Plus précisément, il s'agissait de produits d'Inazuma et de Sumeru. Il y réfléchit un moment, mais, ne sachant pas ce qu'il devait récupérer précisément, il ne parvint pas à établir de lien logique entre les infimes éléments qu'il avait à disposition. Non pas qu'il en avait quelque chose à faire. Il ne s'en préoccupait en réalité aucunement. Il devait juste les récupérer, payer le marchand et s'en aller.
Ce qui l'étonnait, c'était qu'il lui avait spécifiquement été précisé qu'il n'avait pas à faire l'inventaire des marchandises. De tels cas se produisaient parfois, mais cela n'arrivait que lorsqu'il s'agissait de petites transactions sans importance et ce n'était jamais à lui que l'on confiait ce genre de tâches insignifiantes.
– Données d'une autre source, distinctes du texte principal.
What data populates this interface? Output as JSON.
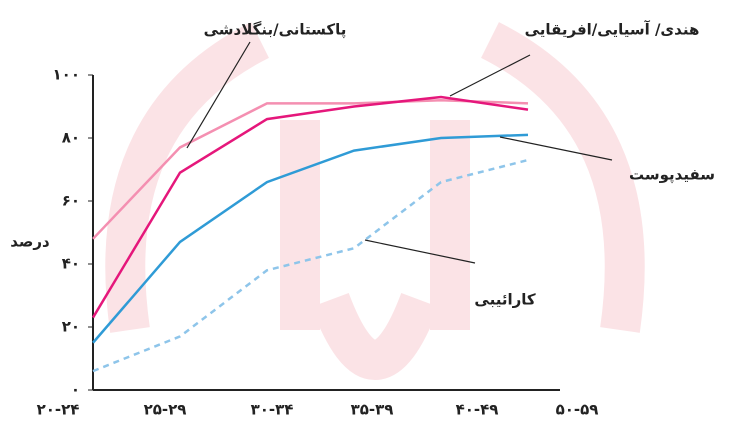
{
  "chart_data": {
    "type": "line",
    "y_label": "درصد",
    "categories": [
      "۲۰-۲۴",
      "۲۵-۲۹",
      "۳۰-۳۴",
      "۳۵-۳۹",
      "۴۰-۴۹",
      "۵۰-۵۹"
    ],
    "series": [
      {
        "name": "پاکستانی/بنگلادشی",
        "color": "#f48fb1",
        "values": [
          48,
          77,
          91,
          91,
          92,
          91
        ]
      },
      {
        "name": "هندی/ آسیایی/افریقایی",
        "color": "#e5177b",
        "values": [
          23,
          69,
          86,
          90,
          93,
          89
        ]
      },
      {
        "name": "سفیدپوست",
        "color": "#2f9bd6",
        "values": [
          15,
          47,
          66,
          76,
          80,
          81
        ]
      },
      {
        "name": "کارائیبی",
        "color": "#8ec5ea",
        "dashed": true,
        "values": [
          6,
          17,
          38,
          45,
          66,
          73
        ]
      }
    ],
    "ylim": [
      0,
      100
    ],
    "yticks": [
      {
        "value": 0,
        "label": "۰"
      },
      {
        "value": 20,
        "label": "۲۰"
      },
      {
        "value": 40,
        "label": "۴۰"
      },
      {
        "value": 60,
        "label": "۶۰"
      },
      {
        "value": 80,
        "label": "۸۰"
      },
      {
        "value": 100,
        "label": "۱۰۰"
      }
    ]
  }
}
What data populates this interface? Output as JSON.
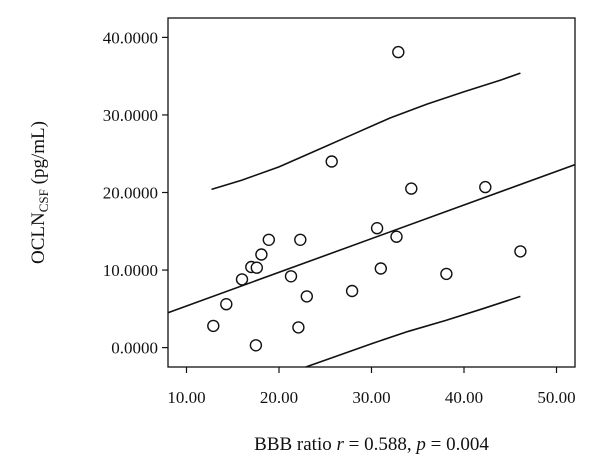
{
  "chart_data": {
    "type": "scatter",
    "xlabel_prefix": "BBB ratio ",
    "xlabel_r_symbol": "r",
    "xlabel_r_value": " = 0.588, ",
    "xlabel_p_symbol": "p",
    "xlabel_p_value": " = 0.004",
    "ylabel_main": "OCLN",
    "ylabel_sub": "CSF",
    "ylabel_unit": " (pg/mL)",
    "xlim": [
      8,
      52
    ],
    "ylim": [
      -2.5,
      42.5
    ],
    "x_ticks": [
      10,
      20,
      30,
      40,
      50
    ],
    "x_tick_labels": [
      "10.00",
      "20.00",
      "30.00",
      "40.00",
      "50.00"
    ],
    "y_ticks": [
      0,
      10,
      20,
      30,
      40
    ],
    "y_tick_labels": [
      "0.0000",
      "10.0000",
      "20.0000",
      "30.0000",
      "40.0000"
    ],
    "grid": false,
    "points": [
      {
        "x": 12.9,
        "y": 2.8
      },
      {
        "x": 14.3,
        "y": 5.6
      },
      {
        "x": 16.0,
        "y": 8.8
      },
      {
        "x": 17.0,
        "y": 10.4
      },
      {
        "x": 17.5,
        "y": 0.3
      },
      {
        "x": 17.6,
        "y": 10.3
      },
      {
        "x": 18.1,
        "y": 12.0
      },
      {
        "x": 18.9,
        "y": 13.9
      },
      {
        "x": 21.3,
        "y": 9.2
      },
      {
        "x": 22.1,
        "y": 2.6
      },
      {
        "x": 22.3,
        "y": 13.9
      },
      {
        "x": 23.0,
        "y": 6.6
      },
      {
        "x": 25.7,
        "y": 24.0
      },
      {
        "x": 27.9,
        "y": 7.3
      },
      {
        "x": 30.6,
        "y": 15.4
      },
      {
        "x": 31.0,
        "y": 10.2
      },
      {
        "x": 32.7,
        "y": 14.3
      },
      {
        "x": 32.9,
        "y": 38.1
      },
      {
        "x": 34.3,
        "y": 20.5
      },
      {
        "x": 38.1,
        "y": 9.5
      },
      {
        "x": 42.3,
        "y": 20.7
      },
      {
        "x": 46.1,
        "y": 12.4
      }
    ],
    "fit_line": [
      [
        8,
        4.5
      ],
      [
        52,
        23.6
      ]
    ],
    "upper_band": [
      [
        12.7,
        20.4
      ],
      [
        16,
        21.6
      ],
      [
        20,
        23.3
      ],
      [
        24,
        25.4
      ],
      [
        28,
        27.5
      ],
      [
        32,
        29.6
      ],
      [
        36,
        31.4
      ],
      [
        40,
        33.0
      ],
      [
        44,
        34.5
      ],
      [
        46.1,
        35.4
      ]
    ],
    "lower_band": [
      [
        22.9,
        -2.5
      ],
      [
        26,
        -1.2
      ],
      [
        30,
        0.5
      ],
      [
        34,
        2.1
      ],
      [
        38,
        3.5
      ],
      [
        42,
        5.0
      ],
      [
        46.1,
        6.6
      ]
    ]
  }
}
Ce faisant, il ne comprenait pas ce qu'il faisait là. Selon lui, il aurait été plus judicieux de déléguer ce travail à un Fatui de rang inférieur et de lui confier une autre mission, plus adaptée à l'Éxécuteur qu'il était. Ajax continua d'attendre le marchand, pensant cette fois à Zhongli et aux arguments qu'il lui fournirait pour justifier son absence chez lui alors qu'il devait se reposer.
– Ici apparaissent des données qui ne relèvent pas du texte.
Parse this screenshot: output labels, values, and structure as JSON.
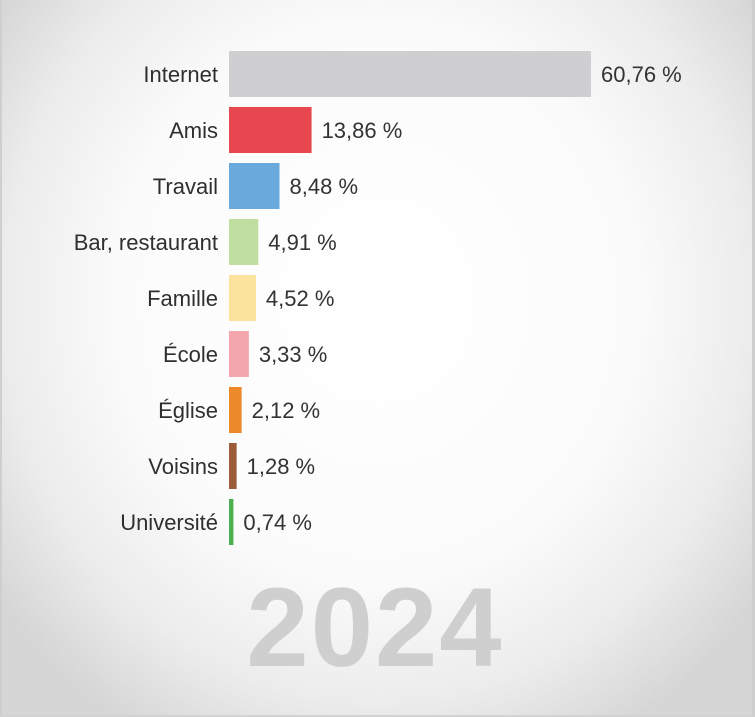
{
  "chart_data": {
    "type": "bar",
    "orientation": "horizontal",
    "categories": [
      "Internet",
      "Amis",
      "Travail",
      "Bar, restaurant",
      "Famille",
      "École",
      "Église",
      "Voisins",
      "Université"
    ],
    "values": [
      60.76,
      13.86,
      8.48,
      4.91,
      4.52,
      3.33,
      2.12,
      1.28,
      0.74
    ],
    "value_labels": [
      "60,76 %",
      "13,86 %",
      "8,48 %",
      "4,91 %",
      "4,52 %",
      "3,33 %",
      "2,12 %",
      "1,28 %",
      "0,74 %"
    ],
    "colors": [
      "#cfcfd1",
      "#e8474f",
      "#6aa9dc",
      "#bfdea0",
      "#fbe39d",
      "#f3a6ad",
      "#ec8a2b",
      "#9c5c3a",
      "#4caf50"
    ],
    "year": "2024",
    "xlim": [
      0,
      60.76
    ],
    "grid": false,
    "legend": "none"
  }
}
Le commerçant arriva finalement, à bord d'une charrette tirée par un cheval. Ils s'échangèrent des salutations d'usage, procédèrent à la transaction et tout fut fini. Le roux se dirigea vers la cité portuaire, ignorant qu'une silhouette profita de son départ pour s'approcher du marchand sans bruit et mettre fin à sa vie d'un coup de poignard au cœur.
Le Snezhnayen apporta son chargement à l'endroit qui lui avait été indiqué. Il se détourna ensuite avec l'intention de s'en aller, ayant terminé ce pour quoi il était venu, mais quelqu'un l'interrompit, s'adressant à lui.
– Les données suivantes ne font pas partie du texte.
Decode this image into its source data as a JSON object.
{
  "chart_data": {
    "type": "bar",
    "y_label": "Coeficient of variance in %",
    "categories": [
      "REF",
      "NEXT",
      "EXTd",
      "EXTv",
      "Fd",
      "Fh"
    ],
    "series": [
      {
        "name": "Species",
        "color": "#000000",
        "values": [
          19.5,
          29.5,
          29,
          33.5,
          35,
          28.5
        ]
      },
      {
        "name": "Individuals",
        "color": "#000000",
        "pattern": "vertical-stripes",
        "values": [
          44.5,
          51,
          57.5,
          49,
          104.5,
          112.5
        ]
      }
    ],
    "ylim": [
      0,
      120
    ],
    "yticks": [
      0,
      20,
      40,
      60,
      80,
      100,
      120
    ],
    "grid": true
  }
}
« Un autre travail vous a été attribué, Jeune Sire. » lui dit un Fatui, en lui tendant l'ordre de mission. « Aucune durée n'a été définie pour sa réalisation, mais il est dans votre intérêt qu'il soit effectué au plus tôt. Assurez-vous d'être entièrement seul avant de prendre connaissance des détails.
- ... Très bien. »
Sans un mot de plus, il se saisit de ce que tenait l'homme, le fit disparaître dans ses poches et put enfin partir. Sur le chemin de son domicile, il prit le temps de flâner et de discuter de tout et de rien avec quelques personnes. Il ne les connaissait pour la plupart pas. Il voulait juste se changer les idées, oublier pendant quelques instants qu'il était un Fatui, oublier son rôle, son travail, les missions qu'on lui confiait jour après jour et ce faux nom qu'il devait porter.
Jamais encore il n'avait été si désireux de n'être qu'Ajax. Jamais encore il n'avait souhaité avec tant d'ardeur que Tartaglia n'existe pas. Si Tartaglia n'existait pas, il se sentirait heureux sans restriction aux côtés de Zhongli. Or, puisque cette fausse identité faisait partie de lui, puisqu'elle le conditionnait au fait d'être un Fatui, il n'arrivait jamais vraiment à se détendre.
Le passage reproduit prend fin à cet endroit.